Picture by Redvers: Turning siding at end of Amersham station
Mud scatters behind them as they run through the doors and gasp for breath, but the train sits in the station for a minute and a half before it leaves. The carriage is almost empty.
Alice is sitting on a newspaper; she pulls it out, crumpled, ink already rubbing off on her hands. It’s folded open to the fashion pages: “girdles are back,” she announces as she throws it over onto an empty seat.
“Sounds good,” David says. “They’re the ones with stockings, right?”
“You’re thinking of garters. Girdles are… you know,” and she nods toward the paper, “if someone decided corsets were too sexy.”

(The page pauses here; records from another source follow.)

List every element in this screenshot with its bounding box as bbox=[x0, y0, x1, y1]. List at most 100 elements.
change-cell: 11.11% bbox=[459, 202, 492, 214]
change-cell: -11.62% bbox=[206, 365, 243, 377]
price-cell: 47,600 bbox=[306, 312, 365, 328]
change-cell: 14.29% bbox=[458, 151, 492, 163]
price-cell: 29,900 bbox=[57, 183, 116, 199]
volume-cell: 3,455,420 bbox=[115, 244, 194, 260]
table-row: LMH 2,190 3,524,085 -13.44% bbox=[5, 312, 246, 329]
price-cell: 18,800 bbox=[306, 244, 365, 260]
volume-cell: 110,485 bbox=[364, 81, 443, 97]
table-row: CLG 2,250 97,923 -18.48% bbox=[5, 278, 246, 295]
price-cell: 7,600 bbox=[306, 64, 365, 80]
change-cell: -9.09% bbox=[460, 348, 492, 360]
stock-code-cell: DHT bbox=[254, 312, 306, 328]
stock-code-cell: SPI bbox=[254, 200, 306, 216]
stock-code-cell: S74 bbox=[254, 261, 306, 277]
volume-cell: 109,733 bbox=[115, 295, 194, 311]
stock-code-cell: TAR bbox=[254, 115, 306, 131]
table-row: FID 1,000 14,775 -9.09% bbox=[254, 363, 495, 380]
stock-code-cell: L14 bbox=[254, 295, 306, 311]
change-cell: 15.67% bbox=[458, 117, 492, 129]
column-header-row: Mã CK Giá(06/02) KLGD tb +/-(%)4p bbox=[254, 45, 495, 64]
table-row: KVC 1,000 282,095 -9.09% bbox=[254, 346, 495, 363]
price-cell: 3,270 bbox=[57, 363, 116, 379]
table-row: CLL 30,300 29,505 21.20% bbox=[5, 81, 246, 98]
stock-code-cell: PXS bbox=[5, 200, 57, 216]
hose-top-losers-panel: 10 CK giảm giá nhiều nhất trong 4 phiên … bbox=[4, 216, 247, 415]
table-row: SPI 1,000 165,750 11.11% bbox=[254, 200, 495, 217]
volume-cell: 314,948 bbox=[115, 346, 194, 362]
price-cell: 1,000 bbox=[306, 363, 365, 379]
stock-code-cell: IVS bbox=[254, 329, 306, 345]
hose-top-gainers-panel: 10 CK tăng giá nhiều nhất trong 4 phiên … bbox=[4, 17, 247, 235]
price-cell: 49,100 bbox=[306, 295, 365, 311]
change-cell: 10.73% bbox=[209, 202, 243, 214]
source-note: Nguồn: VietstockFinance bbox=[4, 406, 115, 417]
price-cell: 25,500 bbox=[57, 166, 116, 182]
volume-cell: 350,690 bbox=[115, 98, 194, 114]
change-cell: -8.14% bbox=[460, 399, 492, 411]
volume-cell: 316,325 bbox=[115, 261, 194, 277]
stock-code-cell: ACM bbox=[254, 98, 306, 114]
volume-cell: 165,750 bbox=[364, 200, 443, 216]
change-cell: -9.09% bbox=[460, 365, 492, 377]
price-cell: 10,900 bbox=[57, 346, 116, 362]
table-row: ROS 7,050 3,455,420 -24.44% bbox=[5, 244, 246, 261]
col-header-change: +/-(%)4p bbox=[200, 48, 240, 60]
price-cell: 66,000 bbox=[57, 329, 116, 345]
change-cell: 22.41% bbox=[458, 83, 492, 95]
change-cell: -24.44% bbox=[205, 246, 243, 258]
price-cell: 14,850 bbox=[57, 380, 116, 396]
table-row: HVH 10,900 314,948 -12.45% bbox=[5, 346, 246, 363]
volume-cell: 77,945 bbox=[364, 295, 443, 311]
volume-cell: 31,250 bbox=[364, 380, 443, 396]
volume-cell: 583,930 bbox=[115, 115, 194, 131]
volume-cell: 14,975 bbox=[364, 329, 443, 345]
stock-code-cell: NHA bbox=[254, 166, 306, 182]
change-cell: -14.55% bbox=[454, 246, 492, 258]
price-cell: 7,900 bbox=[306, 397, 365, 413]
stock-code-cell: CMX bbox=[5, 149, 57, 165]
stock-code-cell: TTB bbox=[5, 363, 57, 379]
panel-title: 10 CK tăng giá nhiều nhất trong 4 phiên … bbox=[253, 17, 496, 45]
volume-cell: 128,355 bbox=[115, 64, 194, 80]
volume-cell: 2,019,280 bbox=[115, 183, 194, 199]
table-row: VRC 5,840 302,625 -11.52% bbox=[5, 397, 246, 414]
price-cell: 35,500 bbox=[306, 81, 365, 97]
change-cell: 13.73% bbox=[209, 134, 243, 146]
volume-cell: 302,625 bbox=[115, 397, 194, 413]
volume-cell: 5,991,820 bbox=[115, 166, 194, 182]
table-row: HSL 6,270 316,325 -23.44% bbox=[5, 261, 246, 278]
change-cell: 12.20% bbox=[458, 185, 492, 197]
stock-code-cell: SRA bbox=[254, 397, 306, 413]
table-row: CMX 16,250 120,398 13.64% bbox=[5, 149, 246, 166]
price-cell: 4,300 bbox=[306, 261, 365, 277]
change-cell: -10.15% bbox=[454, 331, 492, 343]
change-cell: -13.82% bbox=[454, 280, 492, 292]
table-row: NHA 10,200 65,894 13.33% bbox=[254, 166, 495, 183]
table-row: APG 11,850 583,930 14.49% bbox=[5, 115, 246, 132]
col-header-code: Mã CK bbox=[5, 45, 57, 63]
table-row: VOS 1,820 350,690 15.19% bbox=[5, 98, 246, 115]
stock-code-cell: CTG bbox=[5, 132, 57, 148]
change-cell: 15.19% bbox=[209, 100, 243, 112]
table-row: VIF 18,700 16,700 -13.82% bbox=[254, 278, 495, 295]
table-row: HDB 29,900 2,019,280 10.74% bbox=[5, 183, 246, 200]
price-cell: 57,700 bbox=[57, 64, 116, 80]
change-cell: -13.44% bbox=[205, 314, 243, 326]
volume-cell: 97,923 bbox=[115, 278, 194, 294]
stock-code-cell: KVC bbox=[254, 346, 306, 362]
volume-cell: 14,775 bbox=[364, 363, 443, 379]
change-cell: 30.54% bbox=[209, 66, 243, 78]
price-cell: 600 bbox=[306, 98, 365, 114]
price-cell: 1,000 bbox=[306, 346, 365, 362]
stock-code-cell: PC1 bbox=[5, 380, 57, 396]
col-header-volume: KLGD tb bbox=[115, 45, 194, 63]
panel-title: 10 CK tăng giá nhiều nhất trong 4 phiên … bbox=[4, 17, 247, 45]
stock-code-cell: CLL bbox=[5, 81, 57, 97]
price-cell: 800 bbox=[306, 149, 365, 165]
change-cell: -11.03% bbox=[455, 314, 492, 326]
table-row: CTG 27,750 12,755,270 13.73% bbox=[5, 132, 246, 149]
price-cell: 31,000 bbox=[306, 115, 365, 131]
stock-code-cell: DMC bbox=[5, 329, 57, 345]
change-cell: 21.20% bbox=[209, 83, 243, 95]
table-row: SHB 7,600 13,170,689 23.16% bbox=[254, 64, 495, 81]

David leans over and picks the paper up. “They’re a prerequisite for this season’s waist-centric fashions?” he reads.
Alice shrugs. “Waists are big this year.”
The girdles are rated out of ten for shaping and comfort. The two numbers seem to be directly opposed. “Call me mad,” David says, “but I tend to buy clothes to fit my shape, instead of changing my shape to fit the clothes.”
Alice leans back as far as the seat design allows, and looks him up and down. “You’re a man,” she says.
“Yeah,” he says. “Also: single, heterosexual, good at cooking, decently paid, quite keen on children, tall and with no facial hair. I don’t even play video games. According to this sort of thing,” and he shakes the paper, “I’m the demographic you lot are supposed to be trying to appeal to. I’m pretty sure wrapping yourselves in layers of flesh-coloured elastic is almost exactly the wrong way to go about it.”
Alice grins, and takes the paper back. “You say that,” she says, “and you get to sound noble and pretend you like women the way they are, but shoes with heels are basically the same thing. Arse out, tits up, lower apparent BMI, hurts your back a bit if you keep it up too long.”
“I don’t like high heels either,” David says.
Alice pffts. “What’re your women supposed to wear their garters with, then? Hiking boots?”
David blushes, and tries very hard not to look at her feet.